Incident Response: Runbooks, CLI Agent Debugging, and Sandbox Fixes
When Production Breaks at Scale
When you're running an AI evaluation platform that orchestrates agent execution across GKE clusters, "something broke" isn't a useful statement. You need structured response playbooks, diagnostic tools, and — most importantly — the discipline to investigate before guessing.
This week I built the incident response infrastructure and debugged a chain of silent failures that were causing agents to fail in production without any useful error signals.
The Incident Runbook
I wrote a comprehensive incident runbook with severity classification, triage checklists, and over 70 diagnostic commands tailored to our GCP stack. Not generic "check the logs" advice — specific gcloud and kubectl commands that tell you exactly where to look.
The runbook covers five severity levels, each with a decision tree: Is it a single task failure? A cluster-wide issue? A database connectivity problem? The goal was to make incident response reproducible — any engineer on the team can follow the same diagnostic path and reach the same conclusion.
Alongside the runbook, I added GitHub issue templates for bug reports and RCA (root cause analysis) prompts. Every incident now generates a structured post-mortem that feeds back into the runbook.
The Silent Agent Failures
The platform supports multiple AI agent frameworks — including the CLI agent framework, a CLI-based tool that wraps LLM API calls. Agents started failing in production, but the failures were invisible. Here's why:
The CLI tools exit with code 0 even when the upstream LLM API returns a 4xx or 5xx error. Our evaluation engine checked the exit code, saw "success," and moved on. But the output contained error messages that should have failed the task.

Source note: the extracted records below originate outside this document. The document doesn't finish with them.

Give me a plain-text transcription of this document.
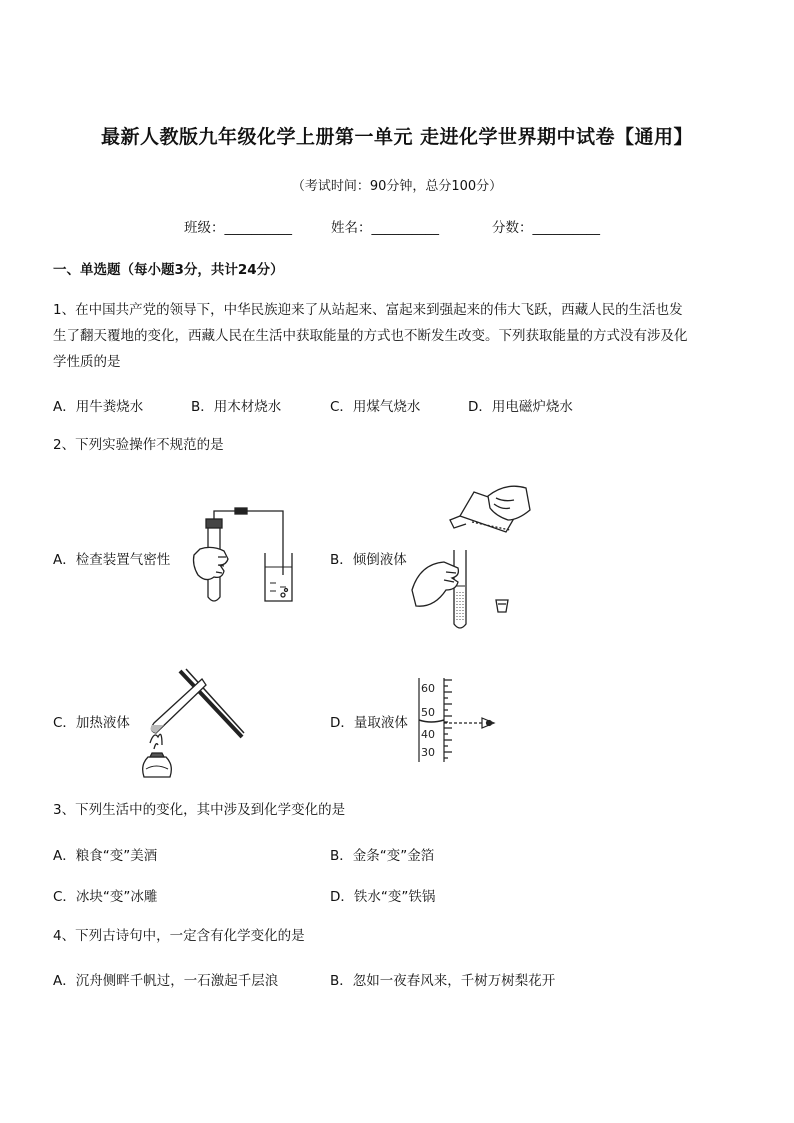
最新人教版九年级化学上册第一单元 走进化学世界期中试卷【通用】
（考试时间：90分钟，总分100分）
班级：__________	姓名：__________	分数：__________
一、单选题（每小题3分，共计24分）
1、在中国共产党的领导下，中华民族迎来了从站起来、富起来到强起来的伟大飞跃，西藏人民的生活也发
生了翻天覆地的变化，西藏人民在生活中获取能量的方式也不断发生改变。下列获取能量的方式没有涉及化
学性质的是
A．用牛粪烧水	B．用木材烧水	C．用煤气烧水	D．用电磁炉烧水
2、下列实验操作不规范的是
A．检查装置气密性	B．倾倒液体
C．加热液体	D．量取液体
60
50
40
30
3、下列生活中的变化，其中涉及到化学变化的是
A．粮食“变”美酒	B．金条“变”金箔
C．冰块“变”冰雕	D．铁水“变”铁锅
4、下列古诗句中，一定含有化学变化的是
A．沉舟侧畔千帆过，一石激起千层浪	B．忽如一夜春风来，千树万树梨花开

# Before: trusting exit codes
if process.returncode == 0:
return TaskResult(status="passed", output=stdout)
# After: inspecting output for API errors
ERROR_PATTERNS = [
r"HTTP \d{3}",
r"rate.?limit",
r"APIError",
r"quota exceeded",
]
if process.returncode == 0 and has_error_patterns(stdout):
return TaskResult(status="failed", output=stdout,
reason="API error detected in output")The Sandbox Environment Gap
Agent execution happens in sandboxed containers on GKE. The sandbox had two problems: missing development tools and shallow git clones that broke diff operations.
Agents that needed to analyze pull request diffs couldn't — because git clone --depth 1 doesn't fetch PR refs. When the GitHub API returned 404 for a PR's files endpoint, the fallback was supposed to clone and diff locally, but the shallow clone didn't have the commits to diff against.
The fix was straightforward: fetch the specific PR refs and ensure the sandbox environment included the tools agents actually needed. But diagnosing it required tracing through three layers — the evaluation engine, the sandbox provisioner, and the git clone logic.
Case-Insensitive Key Normalization
One of the subtler bugs: agent configuration keys were case-sensitive in PostgreSQL. The admin UI stored AgentCLI-model-v1 while the worker loaded agent-cli-model-v1. Config changes made through the UI silently targeted a different row than the one the worker was reading.
The fix normalized all agent keys to lowercase on write and on read, with a migration to deduplicate any existing mismatches.
The Streaming Flag Discovery
CLI agents needed a --stream CLI flag, but we were passing it as an environment variable AGENT_STREAM=true. The variable reached the subprocess, but the CLI framework doesn't read environment variables for API request parameters — it only accepts CLI flags.
This required a broader fix: a model-agnostic extra_params system that could pass arbitrary parameters to any agent framework, with per-framework normalization logic to convert them into the right format (CLI flags, env vars, or JSON config).
What I'd Do Differently
The incident runbook should have existed from day one. We spent two weeks debugging issues that structured diagnostic commands would have identified in minutes. The lesson: invest in observability infrastructure before you need it, not after production is on fire.
Silent failures — exit code 0 with error output — are more dangerous than loud crashes. Every external tool integration should validate output content, not just return codes.